I think if there is one aspect of my life that fills me with the most gratitude, it's that people seem to feel safe confiding in me. I don't know if it's because I'm often willing to be vulnerable and open about my imperfections, or if it's something in my presence or just that I'm there and willing to listen, but people seem to share their deepest wounds with me, often in our first conversations.

I am always awed and honored when I hear someone, after spilling out a particularly painful moment, tell me, "You know, I've never told anyone that before." Getting to witness that first moment of beginning to heal is a feeling unlike any other. The incredible strength it takes to share something so deeply aching is awe-inspiring, and hearing people's voices recognize their own courage with awe is a gift I hope I never view as anything but wondrous.

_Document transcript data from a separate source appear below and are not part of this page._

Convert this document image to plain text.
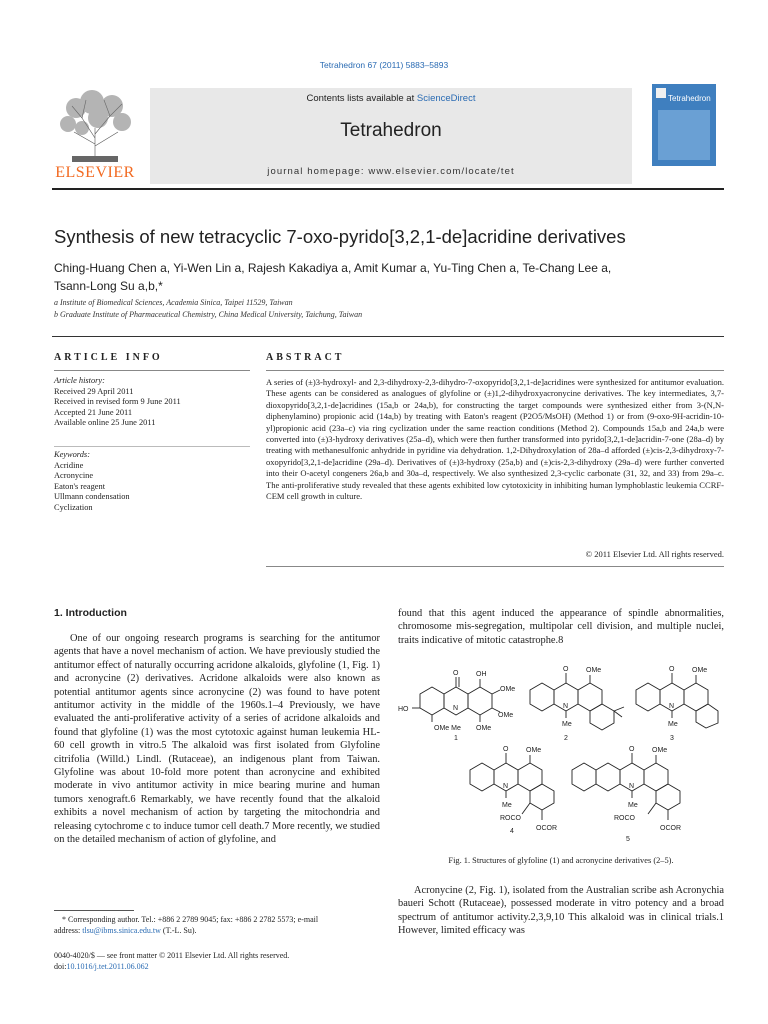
Tetrahedron 67 (2011) 5883–5893
ELSEVIER
Contents lists available at ScienceDirect
Tetrahedron
journal homepage: www.elsevier.com/locate/tet
Tetrahedron
Synthesis of new tetracyclic 7-oxo-pyrido[3,2,1-de]acridine derivatives
Ching-Huang Chen a, Yi-Wen Lin a, Rajesh Kakadiya a, Amit Kumar a, Yu-Ting Chen a, Te-Chang Lee a,
Tsann-Long Su a,b,*
a Institute of Biomedical Sciences, Academia Sinica, Taipei 11529, Taiwan
b Graduate Institute of Pharmaceutical Chemistry, China Medical University, Taichung, Taiwan
ARTICLE INFO
Article history:
Received 29 April 2011
Received in revised form 9 June 2011
Accepted 21 June 2011
Available online 25 June 2011
Keywords:
Acridine
Acronycine
Eaton's reagent
Ullmann condensation
Cyclization
ABSTRACT
A series of (±)3-hydroxyl- and 2,3-dihydroxy-2,3-dihydro-7-oxopyrido[3,2,1-de]acridines were synthesized for antitumor evaluation. These agents can be considered as analogues of glyfoline or (±)1,2-dihydroxyacronycine derivatives. The key intermediates, 3,7-dioxopyrido[3,2,1-de]acridines (15a,b or 24a,b), for constructing the target compounds were synthesized either from 3-(N,N-diphenylamino) propionic acid (14a,b) by treating with Eaton's reagent (P2O5/MsOH) (Method 1) or from (9-oxo-9H-acridin-10-yl)propionic acid (23a–c) via ring cyclization under the same reaction conditions (Method 2). Compounds 15a,b and 24a,b were converted into (±)3-hydroxy derivatives (25a–d), which were then further transformed into pyrido[3,2,1-de]acridin-7-one (28a–d) by treating with methanesulfonic anhydride in pyridine via dehydration. 1,2-Dihydroxylation of 28a–d afforded (±)cis-2,3-dihydroxy-7-oxopyrido[3,2,1-de]acridine (29a–d). Derivatives of (±)3-hydroxy (25a,b) and (±)cis-2,3-dihydroxy (29a–d) were further converted into their O-acetyl congeners 26a,b and 30a–d, respectively. We also synthesized 2,3-cyclic carbonate (31, 32, and 33) from 29a–c. The anti-proliferative study revealed that these agents exhibited low cytotoxicity in inhibiting human lymphoblastic leukemia CCRF-CEM cell growth in culture.
© 2011 Elsevier Ltd. All rights reserved.
1. Introduction
One of our ongoing research programs is searching for the antitumor agents that have a novel mechanism of action. We have previously studied the antitumor effect of naturally occurring acridone alkaloids, glyfoline (1, Fig. 1) and acronycine (2) derivatives. Acridone alkaloids were also known as potential antitumor agents since acronycine (2) was found to have potent antitumor activity in the middle of the 1960s.1–4 Previously, we have evaluated the anti-proliferative activity of a series of acridone alkaloids and found that glyfoline (1) was the most cytotoxic against human leukemia HL-60 cell growth in vitro.5 The alkaloid was first isolated from Glyfoline citrifolia (Willd.) Lindl. (Rutaceae), an indigenous plant from Taiwan. Glyfoline was about 10-fold more potent than acronycine and exhibited moderate in vivo antitumor activity in mice bearing murine and human tumors xenograft.6 Remarkably, we have recently found that the alkaloid exhibits a novel mechanism of action by targeting the mitochondria and releasing cytochrome c to induce tumor cell death.7 More recently, we studied on the detailed mechanism of action of glyfoline, and
found that this agent induced the appearance of spindle abnormalities, chromosome mis-segregation, multipolar cell division, and multiple nuclei, traits indicative of mitotic catastrophe.8
O	OH
OMe
OMe
OMe
N
OMe Me
HO
1
O	OMe
N
Me
2
O	OMe
N
Me
3
O	OMe
N
Me
ROCO
OCOR
4
O	OMe
N
Me
ROCO
OCOR
5
Fig. 1. Structures of glyfoline (1) and acronycine derivatives (2–5).
Acronycine (2, Fig. 1), isolated from the Australian scribe ash Acronychia baueri Schott (Rutaceae), possessed moderate in vitro potency and a broad spectrum of antitumor activity.2,3,9,10 This alkaloid was in clinical trials.1 However, limited efficacy was
* Corresponding author. Tel.: +886 2 2789 9045; fax: +886 2 2782 5573; e-mail
address: tlsu@ibms.sinica.edu.tw (T.-L. Su).
0040-4020/$ — see front matter © 2011 Elsevier Ltd. All rights reserved.
doi:10.1016/j.tet.2011.06.062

We all have wounds, me included, and I feel incredibly fortunate to play a part in so many journeys toward healing.

processed_IMG_20200206_082934_197.jpg

Looking Forward: My Third Decade

I turned thirty on the 30th, and I'm excited. Maybe not the normal reaction, but I've always loved the symbolism of new decades. There's so much opportunity inherent in the beginning of something, whether the beginning of a year, a decade, or a journey.

While the future is never predictable and always open to change, here are a few things I want to pursue in my next decade of life, both big and small:

  • Researching trauma. Recently, I located a research opportunity that I plan to apply for. If I'm accepted, I'll be doing research on trauma in veterans.

  • Graduating with my four-year degree. I am currently studying for a degree in Nonprofit Management.

  • Living internationally. Right now, my dream destination is the Netherlands.

  • Building a piece of furniture. There's a deck chair I've been wanting to build for a while now.

  • Work with folks with complex trauma. I've found a calling in the work I do at a complex trauma shelter in my area, and I want to continue that for the foreseeable future.

  • Honor my relationships. I place a lot of value on the people in my life, and I want to continue to grow those relationships that matter most to me.

What are some of your goals in the present? What are some you're working toward over time?